Sheet metal forming is a process in which sheet materials are stretched, drawn and bent into complex shapes by use of a forming press fitted with a die set and punch suitable for forming a part. There are several ways to form sheet including hot and cold stamping. If the material to be formed is ductile, commonly, the cold stamping process is utilized. However, if the material has low formability in its room temperature state, hot stamping can be employed to avoid fracture and significant part spring-back. In this thesis the hot stamping feasibility of aluminum AA7075-F (as-fabricated temper) was investigated. The formability of AA7075-F sheet was assessed for elevated temperature forming by means of the in-plane Marciniak test. Although common at room temperature, development of an elevated temperature Marciniak test was necessary. ABAQUS® FE suite was used to create an accurate finite element model (FEM) to assist in understanding material flow during experimental testing. Upon development of an elevated temperature Marciniak test, strain maps were produced through digital image correlation (DIC) to create forming limit curves (FLC). In addition, the resulting samples were observed for their microstructure, plastic flow, necking and fracture behaviour. Macroscopic strain field inhomogeneity, surface roughening characteristics, and ductile void damage as a function of strain, strain path and temperature were also analyzed in an attempt to correlate formability and fracture behaviour to the material microstructural, damage development and surface characteristics in the deformed state.
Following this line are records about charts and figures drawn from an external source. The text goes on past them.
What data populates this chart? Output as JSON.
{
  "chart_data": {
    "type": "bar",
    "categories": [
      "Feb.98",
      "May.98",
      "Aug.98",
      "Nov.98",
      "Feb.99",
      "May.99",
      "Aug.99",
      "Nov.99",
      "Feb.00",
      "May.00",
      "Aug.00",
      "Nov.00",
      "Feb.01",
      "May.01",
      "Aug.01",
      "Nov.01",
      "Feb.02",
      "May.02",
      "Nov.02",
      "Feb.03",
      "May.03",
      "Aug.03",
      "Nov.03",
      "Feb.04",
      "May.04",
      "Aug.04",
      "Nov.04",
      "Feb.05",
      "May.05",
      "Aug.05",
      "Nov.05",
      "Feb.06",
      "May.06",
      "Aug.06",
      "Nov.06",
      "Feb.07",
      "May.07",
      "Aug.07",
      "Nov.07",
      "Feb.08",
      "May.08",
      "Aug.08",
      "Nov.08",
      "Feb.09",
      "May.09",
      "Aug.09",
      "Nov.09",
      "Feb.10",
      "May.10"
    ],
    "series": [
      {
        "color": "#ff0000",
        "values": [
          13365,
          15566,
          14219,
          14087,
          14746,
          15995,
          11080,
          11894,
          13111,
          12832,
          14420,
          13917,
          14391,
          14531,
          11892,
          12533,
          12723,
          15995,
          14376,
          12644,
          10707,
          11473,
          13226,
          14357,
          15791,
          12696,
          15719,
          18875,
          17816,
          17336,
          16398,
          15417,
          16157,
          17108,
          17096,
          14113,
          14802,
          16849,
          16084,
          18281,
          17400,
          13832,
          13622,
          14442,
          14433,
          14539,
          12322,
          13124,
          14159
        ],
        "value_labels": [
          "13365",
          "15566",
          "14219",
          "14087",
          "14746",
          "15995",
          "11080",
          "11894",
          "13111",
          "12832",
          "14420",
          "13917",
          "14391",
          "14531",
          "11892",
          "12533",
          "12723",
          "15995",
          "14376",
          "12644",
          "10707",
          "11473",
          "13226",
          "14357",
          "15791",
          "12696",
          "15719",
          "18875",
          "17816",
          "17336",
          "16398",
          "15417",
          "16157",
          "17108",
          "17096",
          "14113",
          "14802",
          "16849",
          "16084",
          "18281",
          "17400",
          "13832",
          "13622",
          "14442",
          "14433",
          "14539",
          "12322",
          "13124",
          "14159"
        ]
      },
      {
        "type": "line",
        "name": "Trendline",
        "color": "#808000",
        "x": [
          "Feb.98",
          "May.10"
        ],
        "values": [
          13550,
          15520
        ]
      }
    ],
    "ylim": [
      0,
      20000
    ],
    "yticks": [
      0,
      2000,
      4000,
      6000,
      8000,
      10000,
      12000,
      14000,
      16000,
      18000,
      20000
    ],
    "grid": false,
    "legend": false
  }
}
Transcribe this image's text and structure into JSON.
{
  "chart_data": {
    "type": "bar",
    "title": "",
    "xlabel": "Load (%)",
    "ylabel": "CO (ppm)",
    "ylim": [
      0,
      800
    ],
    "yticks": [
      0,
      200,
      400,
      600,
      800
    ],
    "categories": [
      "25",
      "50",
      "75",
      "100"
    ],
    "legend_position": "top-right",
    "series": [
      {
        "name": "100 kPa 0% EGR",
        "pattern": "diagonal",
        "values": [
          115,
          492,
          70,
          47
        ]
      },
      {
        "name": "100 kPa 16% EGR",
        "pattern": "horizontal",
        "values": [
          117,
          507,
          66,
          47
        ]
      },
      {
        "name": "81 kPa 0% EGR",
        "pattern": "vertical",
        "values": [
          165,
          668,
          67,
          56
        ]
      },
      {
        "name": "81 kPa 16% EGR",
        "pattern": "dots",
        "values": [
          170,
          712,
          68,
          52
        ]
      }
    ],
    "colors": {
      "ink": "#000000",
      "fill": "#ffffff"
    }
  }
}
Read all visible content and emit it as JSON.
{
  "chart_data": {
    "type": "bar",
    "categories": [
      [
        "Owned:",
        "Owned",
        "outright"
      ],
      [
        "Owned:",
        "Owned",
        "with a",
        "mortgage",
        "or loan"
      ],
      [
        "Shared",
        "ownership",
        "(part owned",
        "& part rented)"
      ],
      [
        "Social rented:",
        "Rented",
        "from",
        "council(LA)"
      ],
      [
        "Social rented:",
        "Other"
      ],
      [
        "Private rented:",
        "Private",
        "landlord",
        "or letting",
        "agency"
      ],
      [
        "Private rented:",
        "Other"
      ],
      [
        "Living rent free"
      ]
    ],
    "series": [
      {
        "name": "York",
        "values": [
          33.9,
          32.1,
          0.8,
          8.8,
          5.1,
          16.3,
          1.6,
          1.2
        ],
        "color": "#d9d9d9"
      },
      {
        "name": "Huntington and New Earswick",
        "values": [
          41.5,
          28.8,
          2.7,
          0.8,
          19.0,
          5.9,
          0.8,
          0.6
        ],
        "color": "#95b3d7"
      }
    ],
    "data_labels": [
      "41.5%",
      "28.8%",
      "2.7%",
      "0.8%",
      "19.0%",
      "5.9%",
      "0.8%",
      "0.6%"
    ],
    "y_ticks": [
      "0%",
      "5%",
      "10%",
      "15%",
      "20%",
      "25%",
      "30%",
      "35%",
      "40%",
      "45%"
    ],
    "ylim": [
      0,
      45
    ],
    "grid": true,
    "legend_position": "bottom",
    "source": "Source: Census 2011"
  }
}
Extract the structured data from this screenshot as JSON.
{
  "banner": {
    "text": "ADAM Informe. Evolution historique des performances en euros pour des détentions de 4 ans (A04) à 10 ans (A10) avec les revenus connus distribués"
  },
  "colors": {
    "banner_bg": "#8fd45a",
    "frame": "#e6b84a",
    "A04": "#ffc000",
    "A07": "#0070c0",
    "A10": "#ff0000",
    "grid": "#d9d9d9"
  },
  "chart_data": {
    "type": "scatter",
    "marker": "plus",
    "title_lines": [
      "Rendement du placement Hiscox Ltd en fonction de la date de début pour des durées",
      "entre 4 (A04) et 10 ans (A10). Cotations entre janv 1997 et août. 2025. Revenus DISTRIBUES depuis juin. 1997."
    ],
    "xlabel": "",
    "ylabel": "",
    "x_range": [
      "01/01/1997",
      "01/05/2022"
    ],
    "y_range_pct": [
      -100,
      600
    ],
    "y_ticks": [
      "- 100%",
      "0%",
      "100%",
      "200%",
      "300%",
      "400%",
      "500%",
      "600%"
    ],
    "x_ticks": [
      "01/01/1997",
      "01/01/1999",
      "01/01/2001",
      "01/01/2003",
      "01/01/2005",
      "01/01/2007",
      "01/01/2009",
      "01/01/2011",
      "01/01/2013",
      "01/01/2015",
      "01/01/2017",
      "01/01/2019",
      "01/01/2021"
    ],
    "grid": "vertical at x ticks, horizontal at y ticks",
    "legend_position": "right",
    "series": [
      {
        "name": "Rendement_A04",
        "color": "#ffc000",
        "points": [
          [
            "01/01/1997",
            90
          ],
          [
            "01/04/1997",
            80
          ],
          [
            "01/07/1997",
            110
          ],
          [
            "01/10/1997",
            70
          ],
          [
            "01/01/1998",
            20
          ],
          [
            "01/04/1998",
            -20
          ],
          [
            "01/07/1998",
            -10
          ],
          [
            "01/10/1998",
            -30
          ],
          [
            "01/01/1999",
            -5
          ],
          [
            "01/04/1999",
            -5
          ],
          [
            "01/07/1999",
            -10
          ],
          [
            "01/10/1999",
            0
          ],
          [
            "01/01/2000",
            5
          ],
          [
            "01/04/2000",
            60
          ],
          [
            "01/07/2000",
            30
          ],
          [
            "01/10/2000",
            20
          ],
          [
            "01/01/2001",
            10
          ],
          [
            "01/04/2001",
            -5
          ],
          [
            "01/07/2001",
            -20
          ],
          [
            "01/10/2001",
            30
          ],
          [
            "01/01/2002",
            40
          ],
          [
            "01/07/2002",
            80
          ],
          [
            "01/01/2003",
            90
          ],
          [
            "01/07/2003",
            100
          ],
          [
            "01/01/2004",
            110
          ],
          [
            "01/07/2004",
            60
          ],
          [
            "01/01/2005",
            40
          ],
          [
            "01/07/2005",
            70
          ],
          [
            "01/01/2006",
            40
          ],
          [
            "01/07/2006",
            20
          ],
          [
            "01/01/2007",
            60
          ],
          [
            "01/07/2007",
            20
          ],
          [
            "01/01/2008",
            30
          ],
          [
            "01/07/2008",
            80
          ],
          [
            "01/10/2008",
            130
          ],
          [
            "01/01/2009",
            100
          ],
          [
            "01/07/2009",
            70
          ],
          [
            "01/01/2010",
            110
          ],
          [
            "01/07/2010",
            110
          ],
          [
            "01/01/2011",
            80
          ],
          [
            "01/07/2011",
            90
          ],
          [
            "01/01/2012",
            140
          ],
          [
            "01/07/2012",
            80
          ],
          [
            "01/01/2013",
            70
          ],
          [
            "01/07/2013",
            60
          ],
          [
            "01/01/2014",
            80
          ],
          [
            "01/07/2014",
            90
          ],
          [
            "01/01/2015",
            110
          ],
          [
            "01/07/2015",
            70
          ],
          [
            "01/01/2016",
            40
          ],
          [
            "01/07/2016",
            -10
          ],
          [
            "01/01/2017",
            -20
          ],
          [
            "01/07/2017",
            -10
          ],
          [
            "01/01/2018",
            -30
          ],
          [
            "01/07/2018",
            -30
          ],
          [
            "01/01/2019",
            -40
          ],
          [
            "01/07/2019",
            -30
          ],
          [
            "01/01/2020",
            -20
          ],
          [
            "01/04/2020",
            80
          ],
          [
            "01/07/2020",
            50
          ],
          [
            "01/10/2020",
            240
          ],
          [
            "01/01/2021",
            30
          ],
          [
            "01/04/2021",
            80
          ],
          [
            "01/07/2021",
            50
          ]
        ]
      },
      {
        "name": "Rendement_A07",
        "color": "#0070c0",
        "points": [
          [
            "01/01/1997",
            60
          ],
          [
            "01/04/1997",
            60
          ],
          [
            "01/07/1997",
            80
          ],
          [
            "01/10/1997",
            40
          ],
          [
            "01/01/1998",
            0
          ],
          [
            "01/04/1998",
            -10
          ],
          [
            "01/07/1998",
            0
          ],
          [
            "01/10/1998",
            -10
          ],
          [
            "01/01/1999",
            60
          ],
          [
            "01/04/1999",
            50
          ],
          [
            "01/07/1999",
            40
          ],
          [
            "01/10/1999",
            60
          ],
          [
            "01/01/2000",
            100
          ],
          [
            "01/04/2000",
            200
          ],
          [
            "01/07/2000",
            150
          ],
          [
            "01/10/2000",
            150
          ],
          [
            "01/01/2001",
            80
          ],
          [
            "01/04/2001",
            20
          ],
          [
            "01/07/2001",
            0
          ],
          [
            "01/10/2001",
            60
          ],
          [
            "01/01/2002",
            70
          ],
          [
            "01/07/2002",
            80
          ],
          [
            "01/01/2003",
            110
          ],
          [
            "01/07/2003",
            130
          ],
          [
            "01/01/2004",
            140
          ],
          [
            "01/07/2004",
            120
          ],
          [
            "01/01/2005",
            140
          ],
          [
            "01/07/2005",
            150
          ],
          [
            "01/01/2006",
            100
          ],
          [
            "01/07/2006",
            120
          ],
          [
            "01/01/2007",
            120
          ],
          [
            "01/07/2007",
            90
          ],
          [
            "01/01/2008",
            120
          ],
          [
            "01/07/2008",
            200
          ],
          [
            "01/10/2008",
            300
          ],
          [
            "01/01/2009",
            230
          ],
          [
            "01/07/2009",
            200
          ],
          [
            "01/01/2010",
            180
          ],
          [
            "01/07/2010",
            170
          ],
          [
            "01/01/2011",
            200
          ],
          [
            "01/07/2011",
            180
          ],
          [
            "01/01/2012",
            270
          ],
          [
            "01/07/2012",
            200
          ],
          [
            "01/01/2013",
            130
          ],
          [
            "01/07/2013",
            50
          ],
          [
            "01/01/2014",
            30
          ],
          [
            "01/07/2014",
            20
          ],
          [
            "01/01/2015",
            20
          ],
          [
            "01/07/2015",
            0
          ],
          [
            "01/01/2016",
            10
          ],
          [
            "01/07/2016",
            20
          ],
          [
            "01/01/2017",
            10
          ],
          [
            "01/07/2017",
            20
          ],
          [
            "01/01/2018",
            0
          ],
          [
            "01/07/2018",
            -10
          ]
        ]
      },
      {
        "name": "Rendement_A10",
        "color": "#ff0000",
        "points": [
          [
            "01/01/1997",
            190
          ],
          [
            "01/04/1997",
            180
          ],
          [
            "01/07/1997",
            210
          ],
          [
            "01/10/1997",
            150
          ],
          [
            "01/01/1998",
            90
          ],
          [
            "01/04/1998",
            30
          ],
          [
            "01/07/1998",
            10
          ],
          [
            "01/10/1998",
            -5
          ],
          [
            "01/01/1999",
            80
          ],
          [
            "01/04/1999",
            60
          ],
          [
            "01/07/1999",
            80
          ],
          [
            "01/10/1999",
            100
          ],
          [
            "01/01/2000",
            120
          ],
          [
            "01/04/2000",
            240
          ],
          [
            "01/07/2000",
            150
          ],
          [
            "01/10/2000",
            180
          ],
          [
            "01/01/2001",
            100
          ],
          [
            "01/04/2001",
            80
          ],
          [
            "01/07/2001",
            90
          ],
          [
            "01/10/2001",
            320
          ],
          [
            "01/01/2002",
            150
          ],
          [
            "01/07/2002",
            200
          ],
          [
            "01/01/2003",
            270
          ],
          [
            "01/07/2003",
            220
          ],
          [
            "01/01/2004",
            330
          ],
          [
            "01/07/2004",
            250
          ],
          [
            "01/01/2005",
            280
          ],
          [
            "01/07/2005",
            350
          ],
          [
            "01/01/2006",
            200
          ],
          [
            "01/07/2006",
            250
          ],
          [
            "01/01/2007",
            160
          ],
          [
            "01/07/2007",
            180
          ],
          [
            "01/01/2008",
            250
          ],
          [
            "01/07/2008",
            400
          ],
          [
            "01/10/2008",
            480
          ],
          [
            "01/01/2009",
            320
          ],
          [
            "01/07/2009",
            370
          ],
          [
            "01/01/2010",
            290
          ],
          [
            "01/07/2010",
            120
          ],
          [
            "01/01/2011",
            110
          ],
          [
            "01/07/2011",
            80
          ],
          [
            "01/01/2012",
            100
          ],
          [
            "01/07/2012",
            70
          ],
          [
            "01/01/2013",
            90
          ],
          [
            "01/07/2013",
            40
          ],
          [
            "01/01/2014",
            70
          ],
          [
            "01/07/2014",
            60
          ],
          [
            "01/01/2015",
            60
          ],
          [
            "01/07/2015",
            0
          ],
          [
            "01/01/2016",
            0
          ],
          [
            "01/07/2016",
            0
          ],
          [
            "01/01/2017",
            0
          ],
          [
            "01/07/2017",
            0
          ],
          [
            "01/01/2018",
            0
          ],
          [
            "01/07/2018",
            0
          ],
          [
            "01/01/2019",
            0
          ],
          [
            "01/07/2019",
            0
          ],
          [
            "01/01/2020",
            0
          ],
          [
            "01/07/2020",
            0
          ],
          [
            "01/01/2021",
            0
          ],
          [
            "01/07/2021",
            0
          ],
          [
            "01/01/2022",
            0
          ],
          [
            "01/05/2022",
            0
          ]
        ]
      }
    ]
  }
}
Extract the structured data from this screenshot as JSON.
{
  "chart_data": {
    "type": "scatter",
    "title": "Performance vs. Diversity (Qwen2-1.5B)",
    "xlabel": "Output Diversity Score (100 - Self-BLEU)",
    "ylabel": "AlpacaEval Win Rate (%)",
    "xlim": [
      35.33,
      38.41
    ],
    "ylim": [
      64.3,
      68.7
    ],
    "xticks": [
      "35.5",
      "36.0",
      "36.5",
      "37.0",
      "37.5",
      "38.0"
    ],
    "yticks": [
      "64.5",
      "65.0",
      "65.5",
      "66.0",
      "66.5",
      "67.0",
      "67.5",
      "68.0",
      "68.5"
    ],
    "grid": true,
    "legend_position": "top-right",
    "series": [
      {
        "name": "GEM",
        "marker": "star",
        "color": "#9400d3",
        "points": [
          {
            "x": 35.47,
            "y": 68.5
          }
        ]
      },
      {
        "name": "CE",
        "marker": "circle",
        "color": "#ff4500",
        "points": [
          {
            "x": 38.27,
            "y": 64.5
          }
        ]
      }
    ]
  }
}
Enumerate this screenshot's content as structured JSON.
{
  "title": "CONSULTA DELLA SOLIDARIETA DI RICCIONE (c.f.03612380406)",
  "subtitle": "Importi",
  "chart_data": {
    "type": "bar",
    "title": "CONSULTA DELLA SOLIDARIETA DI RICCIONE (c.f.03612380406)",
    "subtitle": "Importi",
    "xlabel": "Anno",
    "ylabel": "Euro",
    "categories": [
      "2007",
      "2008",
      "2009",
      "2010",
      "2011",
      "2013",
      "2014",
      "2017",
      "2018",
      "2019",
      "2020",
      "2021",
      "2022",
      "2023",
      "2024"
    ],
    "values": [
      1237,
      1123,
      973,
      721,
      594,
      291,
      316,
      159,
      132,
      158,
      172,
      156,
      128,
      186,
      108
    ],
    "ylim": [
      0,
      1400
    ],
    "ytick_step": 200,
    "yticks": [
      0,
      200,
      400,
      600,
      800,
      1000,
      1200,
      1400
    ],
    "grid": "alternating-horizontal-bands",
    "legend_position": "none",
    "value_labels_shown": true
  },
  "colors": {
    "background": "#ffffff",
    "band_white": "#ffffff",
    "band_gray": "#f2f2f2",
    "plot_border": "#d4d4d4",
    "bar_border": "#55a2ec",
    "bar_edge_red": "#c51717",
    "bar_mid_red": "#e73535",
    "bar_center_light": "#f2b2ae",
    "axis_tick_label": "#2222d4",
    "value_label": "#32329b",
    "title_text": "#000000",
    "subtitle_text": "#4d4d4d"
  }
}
FLC prediction of AA7075-F sheet were made using the laboratory-based FE simulation models of in-plane Marciniak test. For this purpose, strain-rate dependant data for AA7075-F sheet was obtained through elevated temperature tensile tests for use as material model input data. The predicted FLCs were compared with the experimental FLCs, and good general agreement was observed. Lastly, a die was designed to replicate the hot stamping die quenching process through forming annealed AA7075 sheet. Tensile samples were cut from hot stamped parts to evaluate the process feasibility. Supplementary tests were performed to evaluate the impact of cooling rate on material strength.